As this code is released under the LGPL, it can be used in any projects, even commercial ones. I would also encourage others to help improve GPSYCHO. Some things that would help:
- Find (and send me) samples where your favorite encoder does a better job than GPSYCHO.
- Run your own listening tests and try tuning some of the algorithms below. Most have parameters that are set via trial and error.
- Try out new algorithms!
The GPSYCHO algorithms are rigorously tested through listening tests. You can find more infomation here.
GPSYCHO operates in a number of modes. Notes are available to provide information about each of them:
- GPSYCHO variable bit rate (VBR).
- GPSYCHO average bit rate (ABR).
- GPSYCHO Mid/Side Stereo.
- GPSYCHO outer_loop quantization algorithm (CBR noise shaping).
New Features (which may need some tuning):
- Bit allocation outer loop improved based on ideas in an MPEG2 J. Audio Eng. Soc. 1997 paper. The ISO demonstration source outer loop can produce some very poor quality frames in certain situations.
- VBR (variable bit rate) is now working! See the VBR link above for details.
MS_STEREOswitch. ISO formula is primitive. I use a switch described here.
MS_STEREOISO sparsing formula does not work. It will remove 95% of the side channel coefficients. GPSYCHO does not sparse the side channel at all, but allocate less bits for encoding. Martin Weghofer has a coder which does effectively use side channel sparsing, but the algorithm does not work well with the LAME quantization procedure. This is an area that needs further work.
MS_STEREOnow uses ideas in a Johnson ICASSP 1992 paper to compute true Mid and Side thresholds which compensate for stereo de-masking.
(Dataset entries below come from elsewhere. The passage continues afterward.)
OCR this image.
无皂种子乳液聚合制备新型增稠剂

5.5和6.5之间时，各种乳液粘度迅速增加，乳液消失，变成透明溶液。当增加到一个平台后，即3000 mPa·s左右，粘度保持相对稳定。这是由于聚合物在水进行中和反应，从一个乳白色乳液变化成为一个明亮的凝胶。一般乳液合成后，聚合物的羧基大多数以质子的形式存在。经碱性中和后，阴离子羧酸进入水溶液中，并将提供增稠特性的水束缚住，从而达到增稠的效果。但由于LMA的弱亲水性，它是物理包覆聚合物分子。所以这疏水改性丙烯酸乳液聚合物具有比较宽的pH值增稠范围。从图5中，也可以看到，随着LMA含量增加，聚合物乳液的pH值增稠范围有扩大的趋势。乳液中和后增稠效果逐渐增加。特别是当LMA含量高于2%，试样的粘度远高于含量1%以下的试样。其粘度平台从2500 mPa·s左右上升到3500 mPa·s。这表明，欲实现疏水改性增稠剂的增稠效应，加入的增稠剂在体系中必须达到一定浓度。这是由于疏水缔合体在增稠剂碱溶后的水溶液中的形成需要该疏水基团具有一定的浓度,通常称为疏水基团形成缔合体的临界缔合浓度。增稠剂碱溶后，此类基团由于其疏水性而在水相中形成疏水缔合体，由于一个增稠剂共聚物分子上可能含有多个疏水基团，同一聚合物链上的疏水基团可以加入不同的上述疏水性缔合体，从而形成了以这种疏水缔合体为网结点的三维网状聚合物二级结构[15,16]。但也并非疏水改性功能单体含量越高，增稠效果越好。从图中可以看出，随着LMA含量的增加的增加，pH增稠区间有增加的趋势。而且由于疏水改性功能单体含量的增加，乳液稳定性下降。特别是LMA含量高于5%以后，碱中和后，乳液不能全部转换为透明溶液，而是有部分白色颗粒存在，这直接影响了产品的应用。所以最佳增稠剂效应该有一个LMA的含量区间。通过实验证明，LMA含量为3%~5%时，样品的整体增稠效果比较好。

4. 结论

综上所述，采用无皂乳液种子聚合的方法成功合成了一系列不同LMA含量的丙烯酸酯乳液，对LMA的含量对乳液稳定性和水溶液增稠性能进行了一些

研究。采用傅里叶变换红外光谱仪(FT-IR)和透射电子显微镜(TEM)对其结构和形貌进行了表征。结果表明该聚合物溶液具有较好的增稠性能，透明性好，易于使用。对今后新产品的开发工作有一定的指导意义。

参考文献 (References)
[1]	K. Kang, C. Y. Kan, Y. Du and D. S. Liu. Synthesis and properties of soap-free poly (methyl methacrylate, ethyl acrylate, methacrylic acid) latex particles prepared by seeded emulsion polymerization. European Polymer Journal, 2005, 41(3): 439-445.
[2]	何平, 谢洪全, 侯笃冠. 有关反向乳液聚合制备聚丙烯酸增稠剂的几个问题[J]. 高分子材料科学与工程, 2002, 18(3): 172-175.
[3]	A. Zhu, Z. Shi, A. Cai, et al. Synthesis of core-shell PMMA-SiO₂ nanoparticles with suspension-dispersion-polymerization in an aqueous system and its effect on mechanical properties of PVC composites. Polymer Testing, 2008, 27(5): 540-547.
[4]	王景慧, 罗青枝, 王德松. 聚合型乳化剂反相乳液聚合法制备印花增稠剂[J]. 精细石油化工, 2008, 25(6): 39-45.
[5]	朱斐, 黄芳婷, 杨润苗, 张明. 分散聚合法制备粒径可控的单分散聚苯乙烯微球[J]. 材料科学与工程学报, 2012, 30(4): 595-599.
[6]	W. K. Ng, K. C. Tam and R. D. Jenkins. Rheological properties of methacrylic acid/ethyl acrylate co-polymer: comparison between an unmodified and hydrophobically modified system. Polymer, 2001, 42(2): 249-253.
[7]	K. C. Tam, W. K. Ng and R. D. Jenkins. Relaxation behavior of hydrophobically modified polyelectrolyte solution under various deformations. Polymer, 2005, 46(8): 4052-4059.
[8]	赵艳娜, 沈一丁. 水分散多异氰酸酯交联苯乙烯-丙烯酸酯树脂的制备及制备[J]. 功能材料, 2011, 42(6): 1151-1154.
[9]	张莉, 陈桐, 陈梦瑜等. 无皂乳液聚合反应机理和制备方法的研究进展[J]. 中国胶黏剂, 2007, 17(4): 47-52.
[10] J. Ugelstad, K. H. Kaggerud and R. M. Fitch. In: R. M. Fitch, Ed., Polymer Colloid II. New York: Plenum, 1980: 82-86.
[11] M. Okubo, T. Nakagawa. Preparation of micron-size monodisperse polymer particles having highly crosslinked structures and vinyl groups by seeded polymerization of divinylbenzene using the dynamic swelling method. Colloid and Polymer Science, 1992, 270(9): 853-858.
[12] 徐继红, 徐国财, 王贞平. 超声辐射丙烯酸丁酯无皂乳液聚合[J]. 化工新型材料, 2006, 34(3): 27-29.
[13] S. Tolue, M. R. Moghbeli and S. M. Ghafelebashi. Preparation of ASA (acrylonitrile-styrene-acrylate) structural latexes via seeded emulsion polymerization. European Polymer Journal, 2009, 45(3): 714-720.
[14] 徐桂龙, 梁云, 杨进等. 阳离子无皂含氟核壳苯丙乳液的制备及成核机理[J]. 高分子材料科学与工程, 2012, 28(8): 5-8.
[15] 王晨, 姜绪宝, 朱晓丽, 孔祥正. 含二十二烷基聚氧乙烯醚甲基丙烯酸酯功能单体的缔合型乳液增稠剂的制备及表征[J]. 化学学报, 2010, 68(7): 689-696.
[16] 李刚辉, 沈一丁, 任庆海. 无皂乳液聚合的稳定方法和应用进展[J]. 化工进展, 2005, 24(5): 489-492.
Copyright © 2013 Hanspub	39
Similar to that used in PAC and AAC.
- Bit reservoir use. Again the ISO formula performs poorly. At 128kbs, it always thinks it needs to drain the reservoir, and thus the reservoir can never build up. It will also use up all the bits for the left channel before even looking at the right channel.
- Mid/Side bit allocation. GPSYCHO allocate bits based on the differences between left and right masking thresholds. Anyone have a better idea?
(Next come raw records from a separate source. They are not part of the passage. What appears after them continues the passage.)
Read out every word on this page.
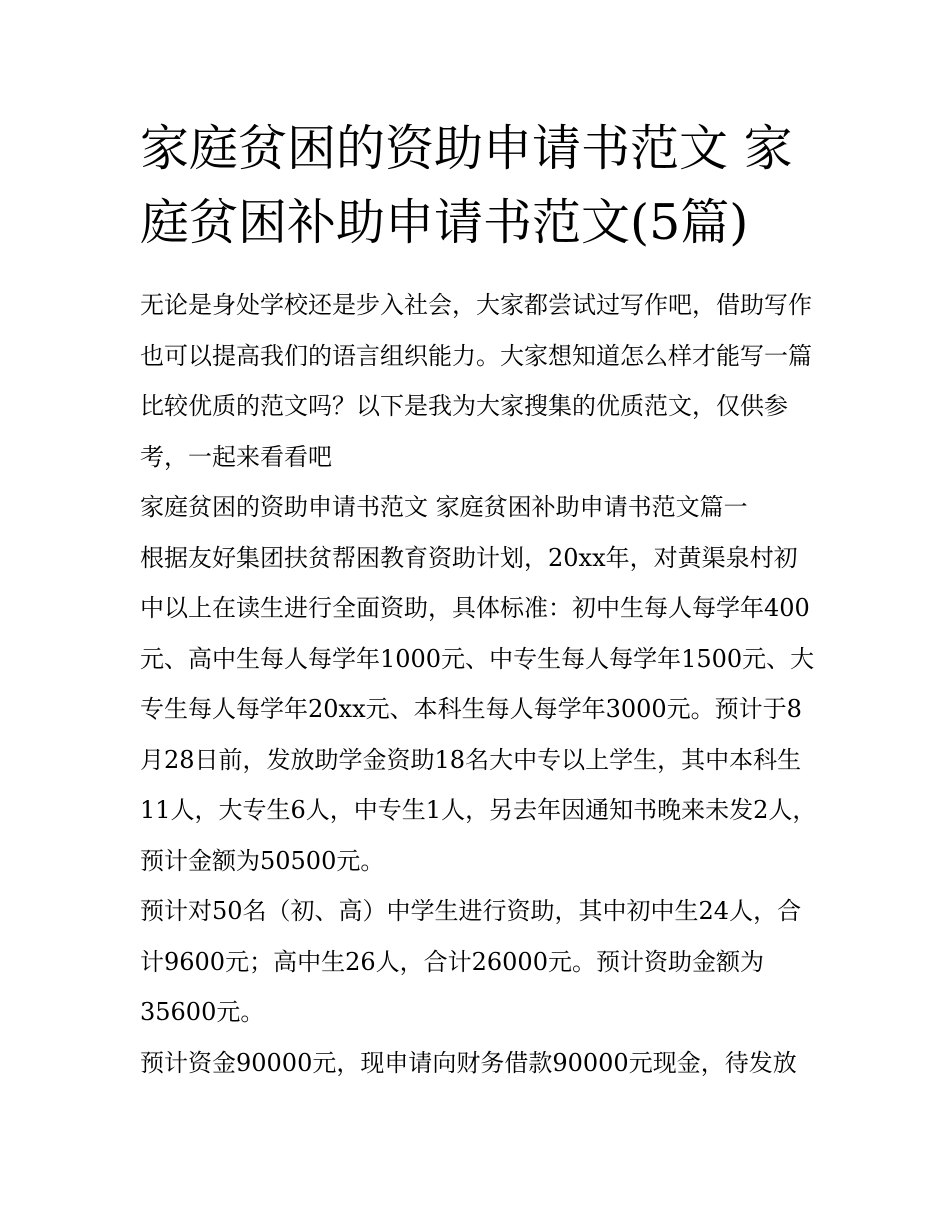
家庭贫困的资助申请书范文 家庭贫困补助申请书范文(5篇)

无论是身处学校还是步入社会，大家都尝试过写作吧，借助写作也可以提高我们的语言组织能力。大家想知道怎么样才能写一篇比较优质的范文吗？以下是我为大家搜集的优质范文，仅供参考，一起来看看吧

家庭贫困的资助申请书范文 家庭贫困补助申请书范文篇一

根据友好集团扶贫帮困教育资助计划，20xx年，对黄渠泉村初中以上在读生进行全面资助，具体标准：初中生每人每学年400元、高中生每人每学年1000元、中专生每人每学年1500元、大专生每人每学年20xx元、本科生每人每学年3000元。预计于8月28日前，发放助学金资助18名大中专以上学生，其中本科生11人，大专生6人，中专生1人，另去年因通知书晚来未发2人，预计金额为50500元。

预计对50名（初、高）中学生进行资助，其中初中生24人，合计9600元；高中生26人，合计26000元。预计资助金额为35600元。

预计资金90000元，现申请向财务借款90000元现金，待发放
- Lowpass filtering based on the compression ratio. For high compression ratios, low pass filtering will improve the results. The exact amount of filtering needed depends on the music and personal preferences - the formula to decide how much lowpass filtering to use may need some tuning. At 256kbs, no filterings is done. At 128kbs, the lowpass filter is around 15.5khz.
- Improved shortblock switching. It is now based on surges in PE or large fluctuations in energy within a single granule. These improvements trigger some critical window switching that LAME used to miss.
Features to try out:
- Add a high-pass filter. 20Hz?
- Shorter FFT for the long block noise threshold calculation. A 768 FFT centered over the 576 sample granule would be more accurate for the high frequency energies than the 1024 FFT. This should also improve the perceptual entropy (pe) calculation since there will be less interference from data outside the granule. Another advantage might be for the applaud.wav test - see the Quality section for details. It will of course make the low frequency energy estimates less accurate.
- Subblock_gain. This seems to be important. FhG uses it for most short blocks. LAME and other dist10 based codes do not make any use of this. VBR modes will use subblock gain.
Things we've learned from analyzing FhG (mp3enc3.1) produced .mp3 frames:
- FhG uses mixed_blocks only if specified as an option.
- FhG uses intensity stereo only at lower bitrates.
- FhG does not seem to use scsfi <> 0.
- Removes data in scalefactor band 21 at 128kbs.
- Almost always uses ms_stereo. Does not use ISO formula for ms_stereo switching.
- More sophisticated mid/side bit allocation.
- Excellent short block detection.
- Good bit reservoir use. Not totally based on pe, since they often allocate extra bits to long blocks.